Implantology is that branch of dentistry whereby mechanical metal replacements of roots are placed in the jaw bone to assist with the retention of replacement teeth.
The history of dental implants began with Mayan civilisations who used shell pieces as crude dental implants embedded into the sockets of missing teeth. It wasn’t until the 1950’s that independent maverick practitioners experimenting with various materials developed more modern techniques.
A Swedish Researcher in Orthopaedics carried out experiments studying the healing of wounds in the leg bones of rabbits. A titanium optical chamber that had glass windows either end allowed him to observe the healing process. He noticed that after a time he had great difficulty removing his expensive titanium chambers due to the rabbits bone healing tightly around the metal. This observation was revealed to the School of Dentistry in Gothenburg and eventually led to the replacement of chrome cobalt alloys & stainless steel implants with titanium now in use today. The researcher, Professor Brånemark, oversaw my first implant in a patient at the University of Washington School of Dentistry in 1981.
There have been over 7 million of Brånemark implants placed via close collaboration of Specialists in Prosthodontics, Oral Surgery and Periodontics. Nowadays the procedures have become more simplified giving the opportunity for General Dental Practitioners with a special interest in this treatment modality to attend Postgraduate training programmes. There are now recommendations for training established by the General Dental Council before providing this treatment. This requires continued mentoring of the General Practitioners provided by established Specialists in Prosthodontics Oral Surgery and Periodontics.

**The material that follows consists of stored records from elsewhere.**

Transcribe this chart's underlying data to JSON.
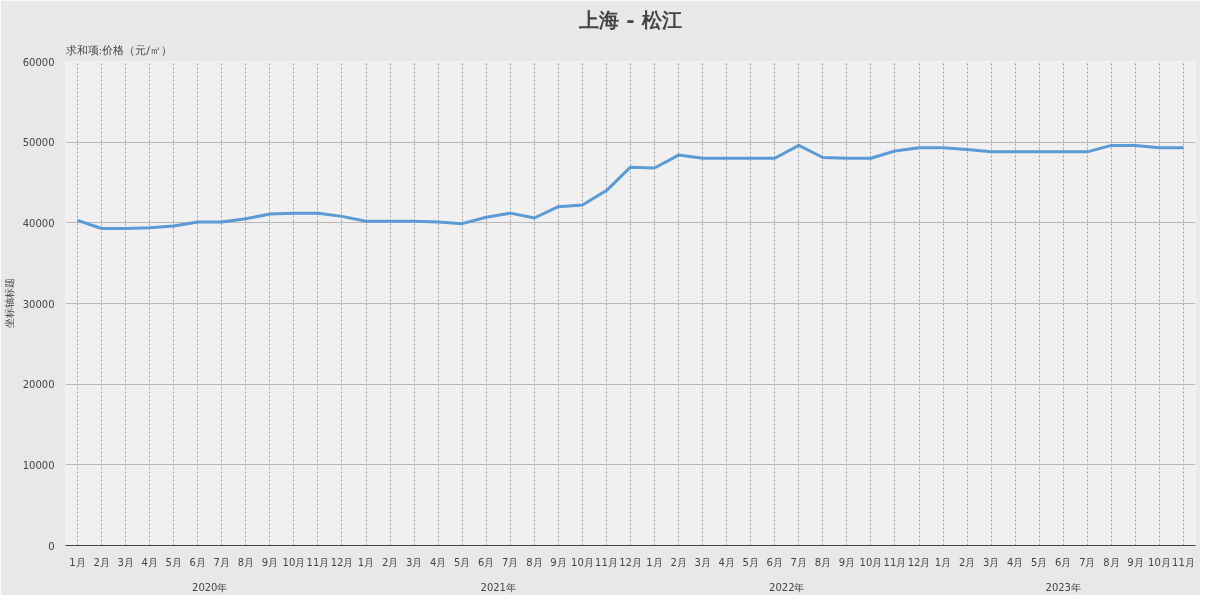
{
  "chart_data": {
    "type": "line",
    "title": "上海 - 松江",
    "ylabel": "坐标轴标题",
    "annotations": [
      "求和项:价格（元/㎡）",
      "2020年",
      "2021年",
      "2022年",
      "2023年"
    ],
    "categories": [
      "1月",
      "2月",
      "3月",
      "4月",
      "5月",
      "6月",
      "7月",
      "8月",
      "9月",
      "10月",
      "11月",
      "12月",
      "1月",
      "2月",
      "3月",
      "4月",
      "5月",
      "6月",
      "7月",
      "8月",
      "9月",
      "10月",
      "11月",
      "12月",
      "1月",
      "2月",
      "3月",
      "4月",
      "5月",
      "6月",
      "7月",
      "8月",
      "9月",
      "10月",
      "11月",
      "12月",
      "1月",
      "2月",
      "3月",
      "4月",
      "5月",
      "6月",
      "7月",
      "8月",
      "9月",
      "10月",
      "11月"
    ],
    "series": [
      {
        "color": "#5b9bd5",
        "values": [
          40300,
          39300,
          39300,
          39400,
          39600,
          40100,
          40100,
          40500,
          41100,
          41200,
          41200,
          40800,
          40200,
          40200,
          40200,
          40100,
          39900,
          40700,
          41200,
          40600,
          42000,
          42200,
          44000,
          46900,
          46800,
          48400,
          48000,
          48000,
          48000,
          48000,
          49600,
          48100,
          48000,
          48000,
          48900,
          49300,
          49300,
          49100,
          48800,
          48800,
          48800,
          48800,
          48800,
          49600,
          49600,
          49300,
          49300
        ]
      }
    ],
    "ylim": [
      0,
      60000
    ],
    "yticks": [
      0,
      10000,
      20000,
      30000,
      40000,
      50000,
      60000
    ],
    "grid": true,
    "marker": "none",
    "line_style": "solid"
  }
}
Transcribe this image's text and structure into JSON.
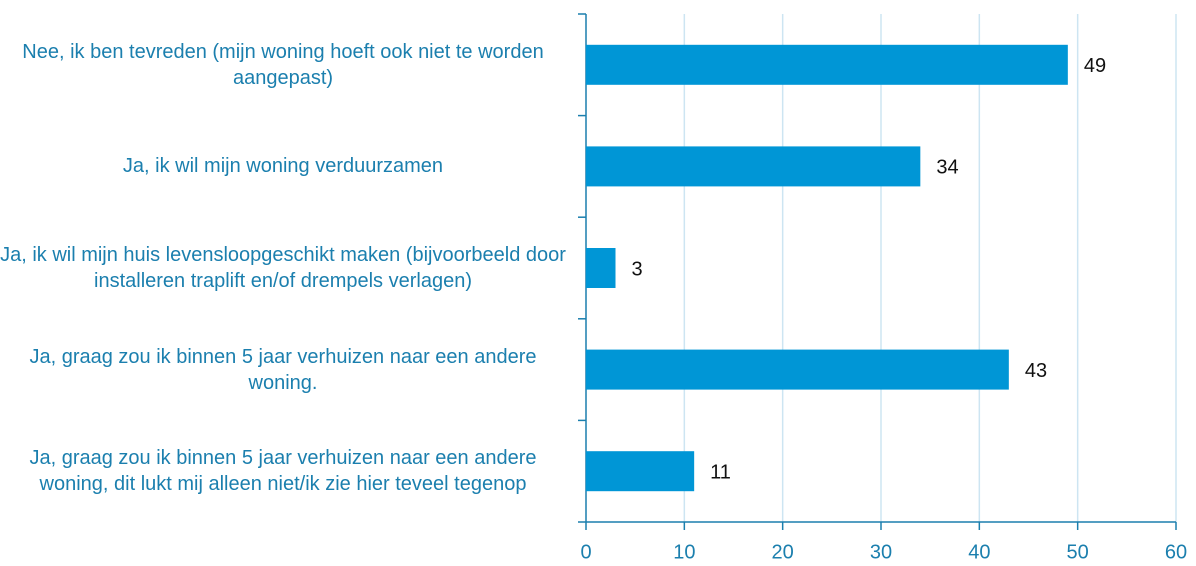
{
  "chart_data": {
    "type": "hbar",
    "categories": [
      "Nee, ik ben tevreden (mijn woning hoeft ook niet te worden aangepast)",
      "Ja, ik wil mijn woning verduurzamen",
      "Ja, ik wil mijn huis levensloopgeschikt maken (bijvoorbeeld door installeren traplift en/of drempels verlagen)",
      "Ja, graag zou ik binnen 5 jaar verhuizen naar een andere woning.",
      "Ja, graag zou ik binnen 5 jaar verhuizen naar een andere woning, dit lukt mij alleen niet/ik zie hier teveel tegenop"
    ],
    "values": [
      49,
      34,
      3,
      43,
      11
    ],
    "color": "#0096d6",
    "xlim": [
      0,
      60
    ],
    "xticks": [
      0,
      10,
      20,
      30,
      40,
      50,
      60
    ],
    "grid": true
  }
}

However there are a number of contraindications to dental implants that may only be realised by the trained specialist. The public need to be aware that the title of a dental surgery which include references to “Implant Treatments”, “Implant Clinics”, “Implant Centres” or Advanced Restorative Dentistry may imply Specialist services that may not have full Specialist Accreditation.
Implantology requires a team of experts, rather than any single individual clinician. Implantology requires the combination of skills shown.
No one person in the world can tick every box to become an implantologist. As a consequence the title ‘Implantologist’ is totally inappropriate and misleading.
The General Dental Council assists the public in distinguishing between those General Practitioners with a ‘special interest‘ from the fully accredited Specialists. Visit the GDC and type your local area into the “Town” field to find all registered specialists near you (UK only).
In Bath, clinicians with combined specialities working closely with a team include the following:
Mark Vardon-OdonkorDept Oral & Maxillofacial Surgery, Royal United Hospital, Combe Park, Bath, BA1 3NG
Specialities: Oral Surgery, Prosthodontics
Toby TalbotThe Talbot Clinic, Tasburgh House, Warminster Road, Bath, BA2 6SH
Specialities: Restorative Dentistry, Periodontics, Endodontics & Prosthodontics
I am often referred patients from general dental practitioners specifically for implants or patients may even refer themselves for implants when, after a proper assessment, indicates an alternative and more appropriate treatment.
It has to be remembered that the prescription of implants will be only one of several options for any patient who has lost teeth. The dedicated Dental Centre/Clinic led by a general dental practitioner may limit the wider considerations of treatment alternatives. This would be the equivalent of a patient referring themselves to a dedicated hernia clinic, only to find out that the “lump” isn’t a hernia and yet, still only being offered the hernia operation.